Is It Finally Time to Invest in Marijuana Stocks?

Politics aside, there's a lot of green to be made in the burgeoning legal marijuana market. As more states move toward legalization, the potential to profit grows higher and higher. But in many cases, it's still just potential.

While the industry is worth watching for investment opportunities, there are also some very real downsides to investing in cannabis right now. Read on for our roundup of the pros and cons of investing in weed.

Cannabis industry growth is soaring

According to cannabis research group ArcView, legal marijuana sales in North America increased by 34 percent to $6.9 billion in 2016. A prediction from investment firm Cowen & Co. puts the U.S. market at $50 billion by 2026. More than half of all U.S. states have already legalized the use of medical marijuana, while eight states and counting have legalized recreational use for adults.

Another triumph is the story of cannabinoid group GW Pharmaceuticals, whose stock has skyrocketed nearly 1,300 percent in value in less than four years. What's more, a growing percentage of Americans are supportive of marijuana legalization. Public support for legal cannabis has grown to 60 percent, according to a 2016 poll by Gallup. All of this makes for fertile grounds for further cannabis industry growth.

Marijuana could become the next dot-com bubble

When it comes to cannabis stocks, Canada is leading the scene. Unburdened by the depth of opposition that recreational marijuana has raised from the U.S. Attorney General and many in the U.S. Republican party, Horizons Medical Marijuana Life Sciences ETF — one of the first cannabis ETFs in North America — started trading on the Toronto Stock Exchange in April, almost instantly becoming one of the month's most popular funds. Propelling the marijuana ETF toward further success is a rise in investor enthusiasm sparked by the legislation recently introduced by Prime Minister Justin Trudeau to legalize cannabis across Canada. (The plan is expected to pass.)

For a new fund, this level of accomplishment is rare. But experts caution that the marijuana market remains dicey. Canada's landmark marijuana ETF has 14 members, some of which include drug companies whose profits largely draw from sources outside marijuana research. Add to that a 0.75 percent management fee — higher than the norm. The bottom line is Canada's marijuana stocks are still largely speculative, so investors should be cautious.

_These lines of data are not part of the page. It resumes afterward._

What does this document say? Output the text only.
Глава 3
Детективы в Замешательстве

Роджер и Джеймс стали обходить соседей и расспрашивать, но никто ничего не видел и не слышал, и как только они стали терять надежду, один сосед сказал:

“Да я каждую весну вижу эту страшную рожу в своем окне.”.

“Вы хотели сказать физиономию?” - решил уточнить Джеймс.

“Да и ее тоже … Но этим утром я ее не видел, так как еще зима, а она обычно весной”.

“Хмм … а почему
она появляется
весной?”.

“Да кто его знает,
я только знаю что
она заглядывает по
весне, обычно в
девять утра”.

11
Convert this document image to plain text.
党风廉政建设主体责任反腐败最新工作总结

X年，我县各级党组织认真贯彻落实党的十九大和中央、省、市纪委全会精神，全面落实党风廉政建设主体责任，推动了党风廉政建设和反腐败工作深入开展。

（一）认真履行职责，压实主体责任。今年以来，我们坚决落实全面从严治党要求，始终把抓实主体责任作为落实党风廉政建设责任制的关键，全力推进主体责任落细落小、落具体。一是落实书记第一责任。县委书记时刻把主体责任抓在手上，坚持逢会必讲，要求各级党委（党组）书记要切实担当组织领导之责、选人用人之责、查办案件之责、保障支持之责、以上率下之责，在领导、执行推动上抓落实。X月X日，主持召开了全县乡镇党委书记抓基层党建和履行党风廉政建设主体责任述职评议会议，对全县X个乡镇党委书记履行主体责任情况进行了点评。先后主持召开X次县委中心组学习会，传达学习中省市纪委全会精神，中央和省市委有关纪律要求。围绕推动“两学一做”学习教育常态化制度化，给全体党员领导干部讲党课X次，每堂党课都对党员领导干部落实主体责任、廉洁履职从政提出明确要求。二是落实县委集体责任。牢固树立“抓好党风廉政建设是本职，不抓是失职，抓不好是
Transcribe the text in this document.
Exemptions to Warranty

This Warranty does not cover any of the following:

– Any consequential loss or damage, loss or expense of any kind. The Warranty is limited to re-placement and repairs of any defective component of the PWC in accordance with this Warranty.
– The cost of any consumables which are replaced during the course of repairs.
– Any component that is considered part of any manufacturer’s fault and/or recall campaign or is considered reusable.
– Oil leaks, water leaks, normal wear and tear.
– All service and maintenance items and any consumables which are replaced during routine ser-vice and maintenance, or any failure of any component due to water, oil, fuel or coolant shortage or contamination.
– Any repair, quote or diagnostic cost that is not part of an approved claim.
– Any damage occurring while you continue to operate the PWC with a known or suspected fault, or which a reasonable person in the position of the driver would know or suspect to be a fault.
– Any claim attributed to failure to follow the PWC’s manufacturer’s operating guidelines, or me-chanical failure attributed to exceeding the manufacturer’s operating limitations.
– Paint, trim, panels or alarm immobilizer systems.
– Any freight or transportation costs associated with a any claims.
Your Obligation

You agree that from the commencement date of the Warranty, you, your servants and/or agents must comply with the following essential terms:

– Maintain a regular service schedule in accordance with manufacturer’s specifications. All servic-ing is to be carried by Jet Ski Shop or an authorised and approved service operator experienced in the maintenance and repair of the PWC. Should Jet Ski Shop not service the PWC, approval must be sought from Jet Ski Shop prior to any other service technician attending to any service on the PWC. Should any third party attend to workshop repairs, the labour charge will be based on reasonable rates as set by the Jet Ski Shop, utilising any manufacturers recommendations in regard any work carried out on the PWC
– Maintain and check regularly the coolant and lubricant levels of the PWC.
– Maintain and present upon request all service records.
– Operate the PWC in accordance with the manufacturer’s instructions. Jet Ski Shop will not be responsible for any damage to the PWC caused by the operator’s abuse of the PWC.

Marijuana businesses are hampered by a cash-only economy

Marijuana businesses are completely shut out of traditional financial services, which means the industry is forced to operate in a cash-only environment. Banks and credit card companies have largely been unwilling to work with cannabis firms, even in states where marijuana use is legal, because federal law still prohibits them from taking marijuana money.

Whenever a business is forced to deal in cash, there are security risks that its stockholders inevitably have to shoulder. Working in a cash economy, for example, means that a business is more susceptible to robbery or employee theft. It's also a growth inhibitor.

Penny stocks still dominate the cannabis trade

Most marijuana stocks on the market are penny stocks. Translation: They're pretty much one big gamble. With a share price of $5 or less, these stocks are unpredictable, and getting accurate and timely financial stats about them can be difficult. Of course, even a penny stock can experience explosive gains. But at this point, experts say it's little more than a coin toss.

Despite impressive growth, most marijuana stocks are losing money

What do most marijuana stocks have in common? They are losing money. Just two cannabis companies in operation can claim a positive EBITDA (earnings before interest, taxes, depreciation, and amortization), which is an operating performance-focused metric commonly used by investors to guide their investment decisions.

Those companies are the Ontario-based Canopy Growth Corp. and Aphria. As for GW Pharmaceuticals and all the others? Shut out from traditional banking and tax deductions, they are operating in a completely experimental world where they're left to learn as they go.

Don't go chasing unicorns

Experts warn that some marijuana companies are little more than a sham. Without a sound business plan, they are roping investors in based on an idea rather than substance or experience to put that idea into action. Don't get roped in. Be skeptical and do your homework. If a company or investment opportunity appears too good to be true, it probably is.

Marijuana news websites that only praise a company, for example, might be getting paid to do so. "Check financial websites like Yahoo Finance to see if management is selling any of their shares," Barry Clark, CEO at cannabis company FlowerKist, recently told Forbes. "If they believe in the company, they won't be selling their shares."